Damon Evans is probably going to get a few less Christmas cards this year.
Evans, 37, is Georgia's athletic director, a man who a year ago decided students needed to be in class. Even students who play sports.
So, he put together a new set of rules: He told every one of Georgia's 500 athletes that if they missed one class or tutoring session, they'd owe him $10; if they missed three, they'd miss 10 percent of their games. This prompted a bunch of coaches to give him funny looks.
Well, Evans' plan worked. In the first three weeks of the policy being enacted, beginning last January, Georgia athletes missed 46 classes -- a 90 percent improvement from the 421 they missed during the first three weeks of the previous semester. Also, more than half of Georgia's athletes finished the spring with a 3.0 GPA, while taking 184 more credits.
For two years, Evans has helped Georgia turn a bigger profit than any other school in the country. In three years as athletic director, Georgia has won six national titles. In the summer, he convinced the SEC that all its schools needed a uniform attendance policy for its sports. Yes, Evans is hardly the most popular guy right now.
"I know what we've done has maybe put some pressure on other athletic directors," Evans said carefully.
"Look, I don't know if all those reports compare apples to apples," he said, trying the diplomatic thing again. "I don't want to make it seem easy."
Too late. Evans was a 28-year old with a bachelor's degree in finance and a couple years at the SEC office when Vince Dooley convinced him to come back to Georgia. Dooley had recruited him when he was an all-state wideout in Gainesville, Ga., coached him a year before becoming the Bulldogs' athletic director, and in 1998, figured Evans could handle the athletic department's internal affairs. And when Evans said he wanted to completely scrap the budget system for a zero-based plan -- where, instead of percentage increases, coaches would argue each year for how much money they needed that year -- Dooley said, go ahead.
"Coach Dooley gave me a lot of leeway," Evans said. And the coaches? "They thought I was crazy," he admitted, breaking into a laugh. "There was a bit of a revolt." It wasn't the first.

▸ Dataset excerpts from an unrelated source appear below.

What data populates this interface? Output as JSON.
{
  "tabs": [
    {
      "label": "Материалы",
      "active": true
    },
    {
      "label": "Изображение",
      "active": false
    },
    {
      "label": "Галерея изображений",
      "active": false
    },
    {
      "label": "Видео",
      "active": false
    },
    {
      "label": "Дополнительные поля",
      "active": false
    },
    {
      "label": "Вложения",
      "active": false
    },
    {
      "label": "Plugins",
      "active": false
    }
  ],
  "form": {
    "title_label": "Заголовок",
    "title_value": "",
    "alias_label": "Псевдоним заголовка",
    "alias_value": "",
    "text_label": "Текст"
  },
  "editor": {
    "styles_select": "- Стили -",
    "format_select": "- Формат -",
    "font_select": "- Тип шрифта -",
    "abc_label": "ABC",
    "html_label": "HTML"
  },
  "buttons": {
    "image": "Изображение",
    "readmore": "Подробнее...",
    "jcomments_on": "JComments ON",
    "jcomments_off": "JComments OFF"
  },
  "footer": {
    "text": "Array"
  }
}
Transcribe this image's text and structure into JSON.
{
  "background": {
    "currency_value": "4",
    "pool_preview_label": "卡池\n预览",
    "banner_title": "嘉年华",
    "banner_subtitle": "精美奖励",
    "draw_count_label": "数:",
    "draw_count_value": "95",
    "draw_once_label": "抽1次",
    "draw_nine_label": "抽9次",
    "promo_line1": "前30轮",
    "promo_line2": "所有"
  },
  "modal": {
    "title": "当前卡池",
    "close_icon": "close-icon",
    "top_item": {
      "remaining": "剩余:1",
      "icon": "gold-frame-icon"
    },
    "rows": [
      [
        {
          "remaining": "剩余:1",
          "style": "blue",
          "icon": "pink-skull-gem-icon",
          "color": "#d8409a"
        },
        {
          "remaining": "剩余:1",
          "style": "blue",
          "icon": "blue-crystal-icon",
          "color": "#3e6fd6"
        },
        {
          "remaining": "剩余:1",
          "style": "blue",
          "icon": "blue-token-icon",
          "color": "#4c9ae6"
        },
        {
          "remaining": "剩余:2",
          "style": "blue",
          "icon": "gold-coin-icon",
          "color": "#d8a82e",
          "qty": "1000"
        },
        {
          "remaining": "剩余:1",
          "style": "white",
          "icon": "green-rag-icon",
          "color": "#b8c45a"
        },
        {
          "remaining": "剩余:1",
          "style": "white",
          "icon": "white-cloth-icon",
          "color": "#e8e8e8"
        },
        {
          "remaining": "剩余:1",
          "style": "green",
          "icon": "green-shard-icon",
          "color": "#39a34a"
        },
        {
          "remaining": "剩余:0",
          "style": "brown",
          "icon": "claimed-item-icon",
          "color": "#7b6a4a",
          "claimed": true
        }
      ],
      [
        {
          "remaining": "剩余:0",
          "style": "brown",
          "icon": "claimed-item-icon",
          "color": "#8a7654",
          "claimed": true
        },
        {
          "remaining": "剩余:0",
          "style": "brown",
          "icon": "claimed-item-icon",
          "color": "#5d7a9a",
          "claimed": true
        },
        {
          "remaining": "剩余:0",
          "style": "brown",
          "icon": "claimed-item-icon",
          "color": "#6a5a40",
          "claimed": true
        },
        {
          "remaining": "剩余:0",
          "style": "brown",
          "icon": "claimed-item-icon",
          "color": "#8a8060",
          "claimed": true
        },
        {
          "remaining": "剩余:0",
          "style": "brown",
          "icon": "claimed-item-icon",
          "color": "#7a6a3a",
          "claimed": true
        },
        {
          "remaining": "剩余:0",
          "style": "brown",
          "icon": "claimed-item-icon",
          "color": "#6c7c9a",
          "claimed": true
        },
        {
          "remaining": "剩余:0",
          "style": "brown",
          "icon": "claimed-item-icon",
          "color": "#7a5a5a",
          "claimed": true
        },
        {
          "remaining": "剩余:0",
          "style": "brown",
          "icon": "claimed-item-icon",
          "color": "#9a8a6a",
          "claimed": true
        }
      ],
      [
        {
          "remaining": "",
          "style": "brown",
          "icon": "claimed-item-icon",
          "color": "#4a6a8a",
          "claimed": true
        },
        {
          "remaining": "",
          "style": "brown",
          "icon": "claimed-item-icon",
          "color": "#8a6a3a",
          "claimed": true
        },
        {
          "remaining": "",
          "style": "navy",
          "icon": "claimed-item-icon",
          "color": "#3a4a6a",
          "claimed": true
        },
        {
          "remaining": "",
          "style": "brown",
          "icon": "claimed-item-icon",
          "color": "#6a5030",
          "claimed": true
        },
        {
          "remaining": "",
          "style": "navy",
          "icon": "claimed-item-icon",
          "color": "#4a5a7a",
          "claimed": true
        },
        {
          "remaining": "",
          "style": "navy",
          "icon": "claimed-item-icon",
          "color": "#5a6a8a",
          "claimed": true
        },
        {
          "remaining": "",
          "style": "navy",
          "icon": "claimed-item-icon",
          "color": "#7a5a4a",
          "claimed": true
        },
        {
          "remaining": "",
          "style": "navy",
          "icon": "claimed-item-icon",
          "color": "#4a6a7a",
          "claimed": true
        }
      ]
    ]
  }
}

With Dooley dragging him to high-level meetings, pushing him to get on the NCAA's management council and giving him nearly free rein to map Georgia's finances, Evans did all sorts of things staid athletic directors usually don't. He designed a strategy for tax-exempting financing of facilities; he pulled together $81 million for expansion and in December 2003, with Dooley's recommendation, he was hired as Georgia's AD. He took over the next July and told football coach Mark Richt he was going to make the Bulldogs a national brand. For Richt and the Dawgs, this means trips to Arizona State, Colorado, Oklahoma State and Oregon.
"Michigan, Notre Dame, Texas -- those are national programs that people know," Evans said. "This school, academically, is on par with very well-known institutions, and this program is historically in the top 10 in the Directors' Cup. There's no reason people shouldn't know us, too."
Athletic directors sure know the Bulldogs now. Evans, of course, isn't perfect. He kind of passed the buck when talk turned to his undistinguished tenure as a Georgia wideout. "It was an era of running backs!" he protested. "If it was third-and-10, we'd run!" he said. Like having Garrison Hearst for a teammate is an excuse.
He's a lousy golfer too, one who'd need to cheat to hit that supposed 20 handicap. Then again, that one might not be so bad. Since Evans has been out on the links with donors, fundraising has shot up and the athletic department closed out its largest-ever capital campaign a year early -- to the tune of seven years and $60 million. Winning at golf puts people in a generous mood, right?
The truth is, Evans knows exactly what he's got going for him and what Georgia has going for it. There's a reason Georgia's made $44 million the last two years, when less than 20 schools at least broke even. Just like there's a reason Evans is driven to be the best athletic director in the country. Evans is black. And much as he'd like that to be an afterthought, it's not. Not yet.
"I think of it all the time. I think of it every day," he said. "I know I've got to set a good example. I've got to go the extra yard, run the extra mile. I want to do everything better than the best, because if they feel comfortable saying, 'Here's a guy who's been successful,' then it could open the door for others."
As peerless as he's proving to be on the administration front, Evans really is peerless in this world. He's the first -- and only -- African-American athletic director in the SEC and one of only a handful in the country. He doesn't have any contemporaries in his age bracket, either. Heck, 20 of Georgia's 21 head coaches are older than him.
"There aren't very many people to talk to," he said. And then, somewhat resignedly, "But someone has to pave the way."
And so Evans is. For former athletes. For African-Americans. For big-dreaming young professionals, for creative thinkers and for administrators who believe transcripts ought to matter as much as stat sheets. So what if it means a few less trips to the mailbox this winter. To Georgia, Evans is Santa Claus.